0
votes

There were several related questions but I've spent all day trying to figure this one out and the answer wasn't really anywhere in SO so I'm recording it for posterity.

I have a Hadoop installation (CDH 3u6 - Hadoop 0.20.2) in which I wanted to send a map reduce job which had several Jar dependencies. Like most places recommend, I wanted to use the distributed cache to send the dependencies to the data nodes.

 Path someHdfsPlace = new Path("my/mr/libs");
 FileStatus[] jarFiles = hdfs.listStatus(classpathFilesDir);
 for (FileStatus fs : jarFiles) {
      DistributedCache.addFileToClassPath(fs.getPath(), job.getConfiguration());
 }

I have seen this work on a different Hadoop cluster, and now suddenly it wasn't.
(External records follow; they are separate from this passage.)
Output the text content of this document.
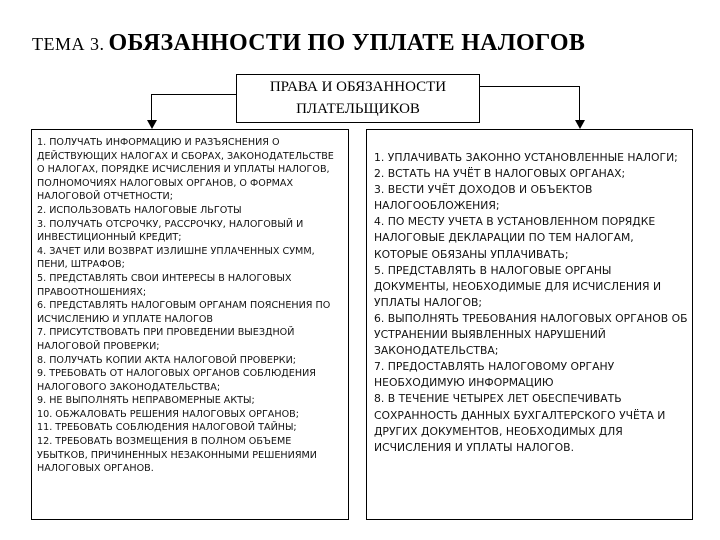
ТЕМА 3. ОБЯЗАННОСТИ ПО УПЛАТЕ НАЛОГОВ
ПРАВА И ОБЯЗАННОСТИ
ПЛАТЕЛЬЩИКОВ
1. ПОЛУЧАТЬ ИНФОРМАЦИЮ И РАЗЪЯСНЕНИЯ О ДЕЙСТВУЮЩИХ НАЛОГАХ И СБОРАХ, ЗАКОНОДАТЕЛЬСТВЕ О НАЛОГАХ, ПОРЯДКЕ ИСЧИСЛЕНИЯ И УПЛАТЫ НАЛОГОВ, ПОЛНОМОЧИЯХ НАЛОГОВЫХ ОРГАНОВ, О ФОРМАХ НАЛОГОВОЙ ОТЧЕТНОСТИ;
2. ИСПОЛЬЗОВАТЬ НАЛОГОВЫЕ ЛЬГОТЫ
3. ПОЛУЧАТЬ ОТСРОЧКУ, РАССРОЧКУ, НАЛОГОВЫЙ И ИНВЕСТИЦИОННЫЙ КРЕДИТ;
4. ЗАЧЕТ ИЛИ ВОЗВРАТ ИЗЛИШНЕ УПЛАЧЕННЫХ СУММ, ПЕНИ, ШТРАФОВ;
5. ПРЕДСТАВЛЯТЬ СВОИ ИНТЕРЕСЫ В НАЛОГОВЫХ ПРАВООТНОШЕНИЯХ;
6. ПРЕДСТАВЛЯТЬ НАЛОГОВЫМ ОРГАНАМ ПОЯСНЕНИЯ ПО ИСЧИСЛЕНИЮ И УПЛАТЕ НАЛОГОВ
7. ПРИСУТСТВОВАТЬ ПРИ ПРОВЕДЕНИИ ВЫЕЗДНОЙ НАЛОГОВОЙ ПРОВЕРКИ;
8. ПОЛУЧАТЬ КОПИИ АКТА НАЛОГОВОЙ ПРОВЕРКИ;
9. ТРЕБОВАТЬ ОТ НАЛОГОВЫХ ОРГАНОВ СОБЛЮДЕНИЯ НАЛОГОВОГО ЗАКОНОДАТЕЛЬСТВА;
9. НЕ ВЫПОЛНЯТЬ НЕПРАВОМЕРНЫЕ АКТЫ;
10. ОБЖАЛОВАТЬ РЕШЕНИЯ НАЛОГОВЫХ ОРГАНОВ;
11. ТРЕБОВАТЬ СОБЛЮДЕНИЯ НАЛОГОВОЙ ТАЙНЫ;
12. ТРЕБОВАТЬ ВОЗМЕЩЕНИЯ В ПОЛНОМ ОБЪЕМЕ УБЫТКОВ, ПРИЧИНЕННЫХ НЕЗАКОННЫМИ РЕШЕНИЯМИ НАЛОГОВЫХ ОРГАНОВ.
1. УПЛАЧИВАТЬ ЗАКОННО УСТАНОВЛЕННЫЕ НАЛОГИ;
2. ВСТАТЬ НА УЧЁТ В НАЛОГОВЫХ ОРГАНАХ;
3. ВЕСТИ УЧЁТ ДОХОДОВ И ОБЪЕКТОВ НАЛОГООБЛОЖЕНИЯ;
4. ПО МЕСТУ УЧЕТА В УСТАНОВЛЕННОМ ПОРЯДКЕ НАЛОГОВЫЕ ДЕКЛАРАЦИИ ПО ТЕМ НАЛОГАМ, КОТОРЫЕ ОБЯЗАНЫ УПЛАЧИВАТЬ;
5. ПРЕДСТАВЛЯТЬ В НАЛОГОВЫЕ ОРГАНЫ ДОКУМЕНТЫ, НЕОБХОДИМЫЕ ДЛЯ ИСЧИСЛЕНИЯ И УПЛАТЫ НАЛОГОВ;
6. ВЫПОЛНЯТЬ ТРЕБОВАНИЯ НАЛОГОВЫХ ОРГАНОВ ОБ УСТРАНЕНИИ ВЫЯВЛЕННЫХ НАРУШЕНИЙ ЗАКОНОДАТЕЛЬСТВА;
7. ПРЕДОСТАВЛЯТЬ НАЛОГОВОМУ ОРГАНУ НЕОБХОДИМУЮ ИНФОРМАЦИЮ
8. В ТЕЧЕНИЕ ЧЕТЫРЕХ ЛЕТ ОБЕСПЕЧИВАТЬ СОХРАННОСТЬ ДАННЫХ БУХГАЛТЕРСКОГО УЧЁТА И ДРУГИХ ДОКУМЕНТОВ, НЕОБХОДИМЫХ ДЛЯ ИСЧИСЛЕНИЯ И УПЛАТЫ НАЛОГОВ.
The file existed in hdfs and there appeared to be the correct permissions on the files and the directories above it, but any MR code failed as soon as it tried to load a dependency from the lib with a ClassNotFound error (so not a corruption issue, just these things were not present on the class path.)

One post suggested that one has to set the $HADOOP_CLASSPATH variable - which might help in some cases, but it isn't clear to me what you would set it to, and in my previous working example I had not had to do that anyway so that seemed unlikely.

Utterly mysterious!

1

1 Answers

0
votes

For me, at least, the answer is in this bug report:

https://issues.apache.org/jira/browse/MAPREDUCE-1581

The path might be coming across as a fully qualified path : hdfs://host:2456/my/mr/libs/myJar.jar which, in some environments where : is the path separator character, will lead to a munged set of files hdfs, //host, and 2456/my/mr/libs/myJar.jar, none of which will result in the right file being added to the class path.

The 2nd solution posted in the bug report worked for me - disqualify the path like so:

 Path someHdfsPlace = new Path("my/mr/libs");
 FileStatus[] jarFiles = hdfs.listStatus(classpathFilesDir);
 for (FileStatus fs : jarFiles) {
      Path disqualified = new Path(fs.getPath().toUri().getPath());
      DistributedCache.addFileToClassPath(disqualified, job.getConfiguration());
 }